Das zweite Stück des Abends, Damian Gmürs Choreografie „Wolken die uns nicht tragen“, wird mit „one, two, three“ scharf angezählt. Harte Schlagrhythmen und Geräuschlärm lösen bei zwei Paaren, die einen scheinbar leblosen, an einem vom hochhaushohen Gasometer-Dach herab baumelnden Seil aufgehängten Menschenkörper umkreiseln, einen erregten Tanz-Tumult aus. Zu Wassergeplätscher, Heulbojen-Klängen und Stampfen, das von Schiffsmaschinen herrühren könnte (Soundtrack: Fabian Schulze), wechseln die Protagonisten von Angstzittern und spastischem Gezappel zu zerdehnten Zeitlupen-Sequenzen, vom Wiegeschritt zu verschrobenen Tanz-Figurationen, von Angstzittern zu weiten Ausfallschritt-Kombinationen. Paartänze enden in verzerrter Boden-Gymnastik. Wut und resignierende Traurigkeit liegen dicht beieinander. Und immer schwebt der am Seil Aufgehängte in ihrer Mitte. Zuweilen stoßen ihn die Akteure zu neuem Schwung, bis er kopfüber taumelt, und wirbeln dazu in wahnwitzig verschraubten Drehern. Dann sind Schüsse zu hören, die Tänzer bleiben erschöpft am Boden liegen und Meeresrauschen rollt in wuchtigen Brechern über sie hinweg.

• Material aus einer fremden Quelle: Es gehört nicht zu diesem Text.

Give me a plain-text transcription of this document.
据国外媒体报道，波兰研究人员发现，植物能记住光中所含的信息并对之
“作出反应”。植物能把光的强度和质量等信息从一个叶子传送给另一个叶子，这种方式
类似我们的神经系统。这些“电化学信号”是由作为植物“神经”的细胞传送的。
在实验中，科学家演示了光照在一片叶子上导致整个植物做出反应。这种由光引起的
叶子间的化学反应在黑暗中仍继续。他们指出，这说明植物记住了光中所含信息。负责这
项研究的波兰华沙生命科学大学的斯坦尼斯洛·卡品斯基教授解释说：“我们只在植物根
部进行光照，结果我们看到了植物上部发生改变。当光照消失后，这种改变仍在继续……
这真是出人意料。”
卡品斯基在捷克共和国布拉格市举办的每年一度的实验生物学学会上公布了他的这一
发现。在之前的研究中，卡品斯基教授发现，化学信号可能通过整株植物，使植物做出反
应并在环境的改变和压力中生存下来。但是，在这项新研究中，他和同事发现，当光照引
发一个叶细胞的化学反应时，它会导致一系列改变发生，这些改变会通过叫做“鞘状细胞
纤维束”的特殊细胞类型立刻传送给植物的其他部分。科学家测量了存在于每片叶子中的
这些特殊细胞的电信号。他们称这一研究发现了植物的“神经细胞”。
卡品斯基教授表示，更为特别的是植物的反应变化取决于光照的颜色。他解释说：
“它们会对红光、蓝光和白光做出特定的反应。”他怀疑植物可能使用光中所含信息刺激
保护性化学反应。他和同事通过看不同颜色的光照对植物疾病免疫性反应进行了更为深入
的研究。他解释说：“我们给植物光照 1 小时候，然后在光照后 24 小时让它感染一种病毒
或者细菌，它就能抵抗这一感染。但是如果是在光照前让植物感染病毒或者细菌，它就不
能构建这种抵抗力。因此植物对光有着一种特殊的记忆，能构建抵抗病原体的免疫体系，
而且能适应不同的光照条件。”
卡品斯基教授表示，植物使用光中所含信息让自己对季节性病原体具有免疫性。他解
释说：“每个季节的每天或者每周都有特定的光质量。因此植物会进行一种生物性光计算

Nach der Pause verwandelt sich das Pforzheimer Gasometer in ein versunkenes Schiff. Edan Gorlickis Choreografie „Diving The Yongala“ umspielt in facettenreicher Vielfalt von theatralischen und vertanzten Szenen eine unheimliche Havarie, die sich tatsächlich ereignet hat: Infolge eines Zyklons sank am 23. März 1911 vor der Ostküste Australiens die „SS Yongala“. Von den 122 Passagieren und Besatzungsmitgliedern wurde kein einziger geborgen oder an Land gespült. Publikum und Tänzer begegnen sich auf dem Havaristen. Während die mit Taschenlampen ausgestatteten Zuschauer aus den dunklen Gasometer-Katakomben über Stufen und Emporen des Panorama-Aussichtsturms bis zum Schiffsdeck aufsteigen, kämpfen die ertrinkenden Passagiere um ihr Leben, vereinen sich in letzten verzweifelten Liebestänzen. Auch wird das versunkene Wrack von Geisterwesen heimgesucht und von sportiven Tauchern durchstöbert. Die musikalisch von einer Collage aus den Alben „Dyad 1909“, „The Fauna and Flora of Vatican City“ und „Memoryhouse“ wirkungsmächtig beschallte Untergangsdramatik mündet in eine choralartig dröhnende Totenmesse ein, die vom Ensemble tänzerisch eindrucksvoll zelebriert wird.
Die Pforzheimer Choreografen und Ausstatter (Kostüme: Katharina Andes, Licht: Andreas Schmidt) haben sich kongenial von dem besonderen Aufführungsort inspirieren lassen, der Auszug aus dem traditionellen Theaterhaus hat sich gelohnt.